The investigators confirmed with the building’s management agency that Miller had put the apartment up for sale.

But Miller’s attorney, Robert Sparrow, said the power of attorney was signed by McGowan in the presence of a notary public. He said Miller admitted to the forgery charges because the district attorney would not accept a plea only in the Livingston case.

Sparrow also said there was “justification” for his client’s emptying of Livingston’s bank accounts.

While he conceded Miller “undoubtedly exceeded her authority and bounds,” he said she was “the beneficiary of a great deal of love, affection and largesse from Ms. Livingston.” He said they had a “mother-daughter relationship” and referred to a letter he has in his possession in which Livingston allegedly “indicates she would like Joan to inherit everything she possessed.”

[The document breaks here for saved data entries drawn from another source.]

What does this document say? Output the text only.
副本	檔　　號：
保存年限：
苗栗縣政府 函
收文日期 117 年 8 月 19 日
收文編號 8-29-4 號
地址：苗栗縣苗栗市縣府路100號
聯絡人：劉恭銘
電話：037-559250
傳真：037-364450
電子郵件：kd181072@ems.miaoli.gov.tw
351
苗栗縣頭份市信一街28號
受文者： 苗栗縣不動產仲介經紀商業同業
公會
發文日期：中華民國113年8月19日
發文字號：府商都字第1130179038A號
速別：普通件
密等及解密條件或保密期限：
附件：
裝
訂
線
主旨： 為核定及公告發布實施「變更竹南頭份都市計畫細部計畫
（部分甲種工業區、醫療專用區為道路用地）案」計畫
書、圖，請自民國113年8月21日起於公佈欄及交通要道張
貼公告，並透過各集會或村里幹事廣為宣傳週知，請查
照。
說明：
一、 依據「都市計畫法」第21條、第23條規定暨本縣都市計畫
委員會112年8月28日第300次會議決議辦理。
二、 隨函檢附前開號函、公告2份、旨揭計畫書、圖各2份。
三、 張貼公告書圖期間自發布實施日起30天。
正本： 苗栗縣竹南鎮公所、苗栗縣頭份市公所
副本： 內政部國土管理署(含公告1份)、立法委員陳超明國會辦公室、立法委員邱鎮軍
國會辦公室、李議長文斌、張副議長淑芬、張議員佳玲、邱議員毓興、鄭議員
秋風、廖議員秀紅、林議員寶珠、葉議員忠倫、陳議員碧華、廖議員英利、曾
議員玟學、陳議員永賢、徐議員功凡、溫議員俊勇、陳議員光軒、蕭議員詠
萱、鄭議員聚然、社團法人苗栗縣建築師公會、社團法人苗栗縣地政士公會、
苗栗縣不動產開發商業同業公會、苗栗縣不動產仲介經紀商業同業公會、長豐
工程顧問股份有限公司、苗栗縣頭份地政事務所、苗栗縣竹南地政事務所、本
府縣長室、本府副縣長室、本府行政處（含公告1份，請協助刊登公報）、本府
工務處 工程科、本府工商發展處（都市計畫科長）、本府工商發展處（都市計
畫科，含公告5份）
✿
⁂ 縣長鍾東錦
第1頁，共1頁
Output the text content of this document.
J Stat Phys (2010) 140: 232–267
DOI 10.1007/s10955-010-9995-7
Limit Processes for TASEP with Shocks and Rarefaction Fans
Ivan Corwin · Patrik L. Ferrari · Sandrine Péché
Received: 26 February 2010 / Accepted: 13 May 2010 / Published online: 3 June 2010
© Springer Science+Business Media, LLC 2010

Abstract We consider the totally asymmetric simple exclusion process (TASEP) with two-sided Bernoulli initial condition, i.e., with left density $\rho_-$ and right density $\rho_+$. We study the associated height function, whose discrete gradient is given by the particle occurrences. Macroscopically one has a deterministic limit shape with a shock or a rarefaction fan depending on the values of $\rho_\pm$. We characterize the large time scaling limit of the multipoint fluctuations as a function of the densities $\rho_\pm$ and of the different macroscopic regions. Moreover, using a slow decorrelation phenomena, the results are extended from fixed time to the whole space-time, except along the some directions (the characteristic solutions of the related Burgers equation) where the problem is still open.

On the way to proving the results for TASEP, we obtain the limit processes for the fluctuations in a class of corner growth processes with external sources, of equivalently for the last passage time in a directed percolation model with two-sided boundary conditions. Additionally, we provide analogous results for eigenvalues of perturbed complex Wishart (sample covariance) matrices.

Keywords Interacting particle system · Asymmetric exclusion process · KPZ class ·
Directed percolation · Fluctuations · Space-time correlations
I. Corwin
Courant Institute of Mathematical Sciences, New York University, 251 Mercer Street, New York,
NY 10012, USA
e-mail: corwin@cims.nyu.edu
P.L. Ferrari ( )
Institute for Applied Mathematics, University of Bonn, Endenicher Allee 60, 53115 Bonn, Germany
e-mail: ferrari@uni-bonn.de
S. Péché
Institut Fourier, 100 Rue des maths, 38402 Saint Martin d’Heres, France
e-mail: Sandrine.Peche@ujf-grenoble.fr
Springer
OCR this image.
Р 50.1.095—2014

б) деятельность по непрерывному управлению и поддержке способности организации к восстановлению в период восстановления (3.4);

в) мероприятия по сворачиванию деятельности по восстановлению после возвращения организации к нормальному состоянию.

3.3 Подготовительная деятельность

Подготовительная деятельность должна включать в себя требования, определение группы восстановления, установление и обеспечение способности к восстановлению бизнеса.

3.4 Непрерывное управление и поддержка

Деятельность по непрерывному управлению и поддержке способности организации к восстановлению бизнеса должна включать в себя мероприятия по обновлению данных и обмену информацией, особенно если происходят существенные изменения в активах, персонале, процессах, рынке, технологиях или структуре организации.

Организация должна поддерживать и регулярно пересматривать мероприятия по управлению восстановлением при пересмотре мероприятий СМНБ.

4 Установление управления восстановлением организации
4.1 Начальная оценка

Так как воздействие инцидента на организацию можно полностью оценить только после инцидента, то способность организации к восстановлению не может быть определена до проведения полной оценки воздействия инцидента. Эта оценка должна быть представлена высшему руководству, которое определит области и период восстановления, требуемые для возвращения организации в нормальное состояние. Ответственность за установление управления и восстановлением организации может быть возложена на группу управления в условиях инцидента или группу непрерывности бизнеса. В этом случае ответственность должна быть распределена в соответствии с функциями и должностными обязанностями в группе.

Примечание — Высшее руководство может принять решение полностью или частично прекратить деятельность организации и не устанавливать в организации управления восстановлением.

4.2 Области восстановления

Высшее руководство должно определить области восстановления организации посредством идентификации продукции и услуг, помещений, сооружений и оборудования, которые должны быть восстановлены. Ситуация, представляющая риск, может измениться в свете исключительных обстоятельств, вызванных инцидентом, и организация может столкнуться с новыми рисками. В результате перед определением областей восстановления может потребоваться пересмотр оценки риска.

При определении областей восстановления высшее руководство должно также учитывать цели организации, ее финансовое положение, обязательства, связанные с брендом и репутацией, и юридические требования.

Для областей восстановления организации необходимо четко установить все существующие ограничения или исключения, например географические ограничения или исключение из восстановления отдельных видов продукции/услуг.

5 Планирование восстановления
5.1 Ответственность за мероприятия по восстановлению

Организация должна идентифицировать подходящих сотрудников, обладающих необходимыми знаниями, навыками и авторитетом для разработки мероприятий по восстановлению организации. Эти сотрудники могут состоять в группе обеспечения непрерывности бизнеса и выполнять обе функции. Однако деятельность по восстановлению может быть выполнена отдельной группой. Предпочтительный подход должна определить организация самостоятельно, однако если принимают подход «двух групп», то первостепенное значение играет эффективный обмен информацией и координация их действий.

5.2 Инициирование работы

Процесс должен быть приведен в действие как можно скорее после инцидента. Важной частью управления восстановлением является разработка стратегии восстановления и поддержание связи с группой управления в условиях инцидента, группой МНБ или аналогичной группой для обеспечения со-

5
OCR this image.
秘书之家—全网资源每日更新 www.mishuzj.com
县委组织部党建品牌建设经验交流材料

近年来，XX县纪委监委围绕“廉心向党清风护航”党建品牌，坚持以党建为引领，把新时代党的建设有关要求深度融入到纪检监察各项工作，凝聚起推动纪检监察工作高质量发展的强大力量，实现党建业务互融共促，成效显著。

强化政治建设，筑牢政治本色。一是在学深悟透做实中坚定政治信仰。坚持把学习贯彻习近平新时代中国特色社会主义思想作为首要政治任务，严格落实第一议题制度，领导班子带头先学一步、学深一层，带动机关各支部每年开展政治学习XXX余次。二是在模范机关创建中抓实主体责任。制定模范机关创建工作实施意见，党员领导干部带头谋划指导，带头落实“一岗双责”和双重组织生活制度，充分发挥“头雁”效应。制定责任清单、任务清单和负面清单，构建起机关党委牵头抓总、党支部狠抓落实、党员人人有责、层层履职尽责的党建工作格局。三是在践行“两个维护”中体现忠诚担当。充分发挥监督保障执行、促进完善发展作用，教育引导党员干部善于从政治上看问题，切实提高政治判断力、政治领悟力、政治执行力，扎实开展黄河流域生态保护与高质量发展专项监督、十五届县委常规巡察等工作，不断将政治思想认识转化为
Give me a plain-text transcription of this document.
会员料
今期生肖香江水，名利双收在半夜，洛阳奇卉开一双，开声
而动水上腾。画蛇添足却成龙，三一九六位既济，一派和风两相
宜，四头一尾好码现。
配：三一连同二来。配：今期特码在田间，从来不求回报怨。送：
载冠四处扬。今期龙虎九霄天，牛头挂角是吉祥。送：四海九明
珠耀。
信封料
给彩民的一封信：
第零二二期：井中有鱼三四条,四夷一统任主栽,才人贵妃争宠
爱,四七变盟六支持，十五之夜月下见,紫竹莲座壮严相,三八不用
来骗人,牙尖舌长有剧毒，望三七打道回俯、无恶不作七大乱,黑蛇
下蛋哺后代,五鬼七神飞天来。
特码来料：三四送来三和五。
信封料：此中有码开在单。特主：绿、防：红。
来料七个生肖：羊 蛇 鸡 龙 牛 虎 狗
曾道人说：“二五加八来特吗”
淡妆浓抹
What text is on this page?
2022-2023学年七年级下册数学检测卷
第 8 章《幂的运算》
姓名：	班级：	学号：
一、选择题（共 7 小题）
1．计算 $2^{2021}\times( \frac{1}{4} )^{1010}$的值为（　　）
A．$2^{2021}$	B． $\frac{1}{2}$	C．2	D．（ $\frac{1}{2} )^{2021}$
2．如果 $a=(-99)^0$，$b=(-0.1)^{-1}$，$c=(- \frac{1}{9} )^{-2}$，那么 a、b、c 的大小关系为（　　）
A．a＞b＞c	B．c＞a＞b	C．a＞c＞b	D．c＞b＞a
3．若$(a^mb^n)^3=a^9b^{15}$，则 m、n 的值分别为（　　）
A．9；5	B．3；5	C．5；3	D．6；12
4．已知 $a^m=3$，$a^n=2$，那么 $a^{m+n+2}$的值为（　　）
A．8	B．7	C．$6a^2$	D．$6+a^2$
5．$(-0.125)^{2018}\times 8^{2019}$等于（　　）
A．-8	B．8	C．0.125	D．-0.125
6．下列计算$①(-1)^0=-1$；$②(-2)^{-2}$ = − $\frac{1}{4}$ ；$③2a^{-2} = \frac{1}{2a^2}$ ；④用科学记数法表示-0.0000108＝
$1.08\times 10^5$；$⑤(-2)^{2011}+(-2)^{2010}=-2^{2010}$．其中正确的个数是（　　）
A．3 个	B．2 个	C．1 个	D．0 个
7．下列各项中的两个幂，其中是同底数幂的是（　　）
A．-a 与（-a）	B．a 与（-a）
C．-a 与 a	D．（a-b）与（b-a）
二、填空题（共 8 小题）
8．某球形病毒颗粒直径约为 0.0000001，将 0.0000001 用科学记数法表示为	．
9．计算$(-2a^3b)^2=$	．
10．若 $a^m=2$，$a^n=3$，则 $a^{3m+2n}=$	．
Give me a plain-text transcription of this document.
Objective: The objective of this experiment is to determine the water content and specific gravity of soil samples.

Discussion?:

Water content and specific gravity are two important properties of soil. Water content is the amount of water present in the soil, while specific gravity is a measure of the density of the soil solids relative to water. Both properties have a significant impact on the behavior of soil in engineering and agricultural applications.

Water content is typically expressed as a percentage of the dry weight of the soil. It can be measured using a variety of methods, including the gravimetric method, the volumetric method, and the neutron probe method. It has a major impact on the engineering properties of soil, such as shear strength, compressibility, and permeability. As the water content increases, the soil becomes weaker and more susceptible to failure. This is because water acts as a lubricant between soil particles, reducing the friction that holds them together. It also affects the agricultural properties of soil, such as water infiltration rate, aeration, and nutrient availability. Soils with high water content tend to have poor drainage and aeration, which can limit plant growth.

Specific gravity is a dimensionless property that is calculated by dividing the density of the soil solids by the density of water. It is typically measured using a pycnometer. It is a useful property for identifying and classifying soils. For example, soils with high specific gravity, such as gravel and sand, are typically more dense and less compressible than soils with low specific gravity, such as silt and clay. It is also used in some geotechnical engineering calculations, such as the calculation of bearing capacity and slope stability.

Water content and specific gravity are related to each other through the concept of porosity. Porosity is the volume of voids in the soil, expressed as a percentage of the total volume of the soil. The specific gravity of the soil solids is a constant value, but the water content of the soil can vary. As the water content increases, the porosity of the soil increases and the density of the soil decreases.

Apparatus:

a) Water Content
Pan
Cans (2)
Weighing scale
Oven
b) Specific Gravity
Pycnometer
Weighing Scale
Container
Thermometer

But Eisenstadt said he “saw six drafts of that letter in other than Ms. Livingston’s handwriting and then the final one in her hand.” Megias said the letter was “authored by the defendant.”

The Assistant DA said Miller robbed Livingston of more than her life savings.

“Susan Miller took her away from all her friends,” Megias said. “She was a very social person, but she soon saw Susan Miller as her only hope.”

Both Megias and Eisenstadt said they would do their utmost to see that Miller spent the maximum six years behind bars, after which they indicated they would work to get her deported to Guyana.